What about Hilbig – what made you want to translate him?
When I moved to Berlin, I had a very East German circle of friends. I was fascinated with trying to delve into East Germany and get a sense of what life was like. A friend of mine recommended I read Hilbig, and his work – the voice, the imagery, the rhythm, and this very dark poetic aspect – totally seized me. And oddly, even though he writes texts that are very surreal and non-realistic, he conveyed the atmosphere of the GDR in a way I could never understand just intellectually. He’s the writer who made me smell it, and feel it, and wander around in its dirty hallways.
You’ve also written novels in your own name. Is that something you always wanted to do?

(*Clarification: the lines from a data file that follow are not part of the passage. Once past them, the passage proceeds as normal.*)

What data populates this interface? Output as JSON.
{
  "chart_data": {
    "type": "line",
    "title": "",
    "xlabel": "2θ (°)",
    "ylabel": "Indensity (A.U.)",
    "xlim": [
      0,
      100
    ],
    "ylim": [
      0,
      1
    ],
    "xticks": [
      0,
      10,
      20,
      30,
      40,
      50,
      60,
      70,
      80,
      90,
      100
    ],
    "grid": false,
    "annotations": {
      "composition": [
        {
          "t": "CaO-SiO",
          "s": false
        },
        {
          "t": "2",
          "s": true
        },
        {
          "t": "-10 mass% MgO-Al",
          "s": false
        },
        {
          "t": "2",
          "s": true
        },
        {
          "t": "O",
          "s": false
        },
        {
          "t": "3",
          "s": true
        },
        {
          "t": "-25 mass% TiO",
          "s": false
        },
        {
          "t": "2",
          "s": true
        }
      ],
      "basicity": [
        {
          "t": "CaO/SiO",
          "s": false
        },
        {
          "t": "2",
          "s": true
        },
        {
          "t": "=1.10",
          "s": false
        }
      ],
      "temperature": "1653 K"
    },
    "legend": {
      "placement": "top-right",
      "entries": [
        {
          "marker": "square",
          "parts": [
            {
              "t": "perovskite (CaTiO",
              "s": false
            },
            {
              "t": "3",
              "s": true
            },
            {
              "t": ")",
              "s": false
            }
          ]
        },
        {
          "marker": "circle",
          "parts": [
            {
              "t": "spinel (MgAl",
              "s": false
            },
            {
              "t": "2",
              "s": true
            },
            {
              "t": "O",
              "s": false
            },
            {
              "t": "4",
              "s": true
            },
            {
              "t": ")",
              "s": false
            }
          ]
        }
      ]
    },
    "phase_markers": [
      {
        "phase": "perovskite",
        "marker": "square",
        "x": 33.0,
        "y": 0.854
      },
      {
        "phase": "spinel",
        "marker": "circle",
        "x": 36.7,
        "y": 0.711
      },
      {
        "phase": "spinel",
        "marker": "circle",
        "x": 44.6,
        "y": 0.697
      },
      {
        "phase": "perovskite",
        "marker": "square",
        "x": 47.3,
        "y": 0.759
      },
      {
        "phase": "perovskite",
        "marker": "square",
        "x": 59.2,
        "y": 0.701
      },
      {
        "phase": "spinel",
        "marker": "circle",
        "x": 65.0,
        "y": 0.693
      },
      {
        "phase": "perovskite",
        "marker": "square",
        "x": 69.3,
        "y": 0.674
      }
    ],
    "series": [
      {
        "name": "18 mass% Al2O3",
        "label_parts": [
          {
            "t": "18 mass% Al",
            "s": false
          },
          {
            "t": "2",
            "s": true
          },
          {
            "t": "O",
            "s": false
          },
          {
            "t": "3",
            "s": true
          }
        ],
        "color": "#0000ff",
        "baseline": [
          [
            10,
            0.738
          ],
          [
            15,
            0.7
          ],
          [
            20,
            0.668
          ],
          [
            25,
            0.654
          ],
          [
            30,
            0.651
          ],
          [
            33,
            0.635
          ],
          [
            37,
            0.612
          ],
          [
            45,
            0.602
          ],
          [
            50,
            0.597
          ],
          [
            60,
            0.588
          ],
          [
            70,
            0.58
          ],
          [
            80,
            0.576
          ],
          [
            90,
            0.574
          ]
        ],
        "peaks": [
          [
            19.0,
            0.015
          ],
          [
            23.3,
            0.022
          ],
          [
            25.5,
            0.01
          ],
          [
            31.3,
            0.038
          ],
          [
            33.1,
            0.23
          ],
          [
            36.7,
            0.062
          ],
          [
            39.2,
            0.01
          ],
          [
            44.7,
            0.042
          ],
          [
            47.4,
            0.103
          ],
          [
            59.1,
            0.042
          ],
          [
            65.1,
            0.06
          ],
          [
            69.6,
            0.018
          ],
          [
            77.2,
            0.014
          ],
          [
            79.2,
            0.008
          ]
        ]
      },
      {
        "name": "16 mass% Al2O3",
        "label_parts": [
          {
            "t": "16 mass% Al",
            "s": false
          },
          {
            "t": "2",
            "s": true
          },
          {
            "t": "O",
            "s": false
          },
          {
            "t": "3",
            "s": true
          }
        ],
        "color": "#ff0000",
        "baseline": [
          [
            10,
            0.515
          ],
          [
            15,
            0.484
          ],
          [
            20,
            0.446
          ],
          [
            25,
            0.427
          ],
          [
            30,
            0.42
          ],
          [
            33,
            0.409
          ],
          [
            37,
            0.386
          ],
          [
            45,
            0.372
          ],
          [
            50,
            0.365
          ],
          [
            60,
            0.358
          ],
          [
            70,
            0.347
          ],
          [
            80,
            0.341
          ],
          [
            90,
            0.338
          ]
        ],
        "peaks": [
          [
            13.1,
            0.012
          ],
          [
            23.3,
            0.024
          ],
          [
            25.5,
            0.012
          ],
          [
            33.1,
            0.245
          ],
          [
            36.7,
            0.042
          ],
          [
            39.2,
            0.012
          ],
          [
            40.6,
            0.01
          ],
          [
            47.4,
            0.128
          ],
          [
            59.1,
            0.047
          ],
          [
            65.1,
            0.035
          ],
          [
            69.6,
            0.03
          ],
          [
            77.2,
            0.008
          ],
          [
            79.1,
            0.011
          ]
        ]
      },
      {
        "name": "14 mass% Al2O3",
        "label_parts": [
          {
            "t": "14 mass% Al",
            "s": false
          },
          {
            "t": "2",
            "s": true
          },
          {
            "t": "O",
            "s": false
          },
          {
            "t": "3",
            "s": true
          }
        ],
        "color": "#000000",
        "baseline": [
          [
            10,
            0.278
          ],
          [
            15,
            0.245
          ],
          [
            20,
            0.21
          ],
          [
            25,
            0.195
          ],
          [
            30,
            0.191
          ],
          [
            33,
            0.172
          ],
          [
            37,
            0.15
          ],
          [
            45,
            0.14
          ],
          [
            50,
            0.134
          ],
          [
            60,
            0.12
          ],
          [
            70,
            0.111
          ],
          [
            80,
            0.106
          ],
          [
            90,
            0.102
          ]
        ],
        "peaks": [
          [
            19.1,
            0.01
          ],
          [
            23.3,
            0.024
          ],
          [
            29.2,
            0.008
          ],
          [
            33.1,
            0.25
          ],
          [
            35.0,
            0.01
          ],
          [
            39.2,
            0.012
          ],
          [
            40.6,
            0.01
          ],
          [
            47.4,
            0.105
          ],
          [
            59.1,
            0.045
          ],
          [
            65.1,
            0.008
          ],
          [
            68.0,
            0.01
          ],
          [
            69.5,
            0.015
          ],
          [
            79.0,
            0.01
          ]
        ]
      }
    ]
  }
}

I’ve always seen myself as a writer, even since I was six. In a sense, I got into translation as a different way of writing. But I was still having my ideas. The ideas for the two novels I’ve published in recent years were ones that I carried around for quite a while, just trying to find the space to work them out. My translation work, and my general investigations into East Germany, accumulated a lot of material that ended up crystallising into my books.
And what led you to start writing in German?
Back in 2004, I was struggling to sell translations – and also struggling to write. I was trying to write in English, but I felt very cut off from the English-speaking literary world – there wasn’t much of an English-language scene here then. I wanted to connect with other writers, so I went to a weekly German writing group where anyone could come and share what they’d written.
Eventually I decided to write something in German and share it, and that was the beginning. My translating also prodded me in that direction, because I was starting to translate literary writers, and when you’re translating you realise all the cool things you can do in German that you can’t do in English – which you then have to find a solution for in English. But then you think, “Hey, I want to do that!” I wanted to use indirekte Rede, or a particular subjunctive, or be able to make up compound words. So I did.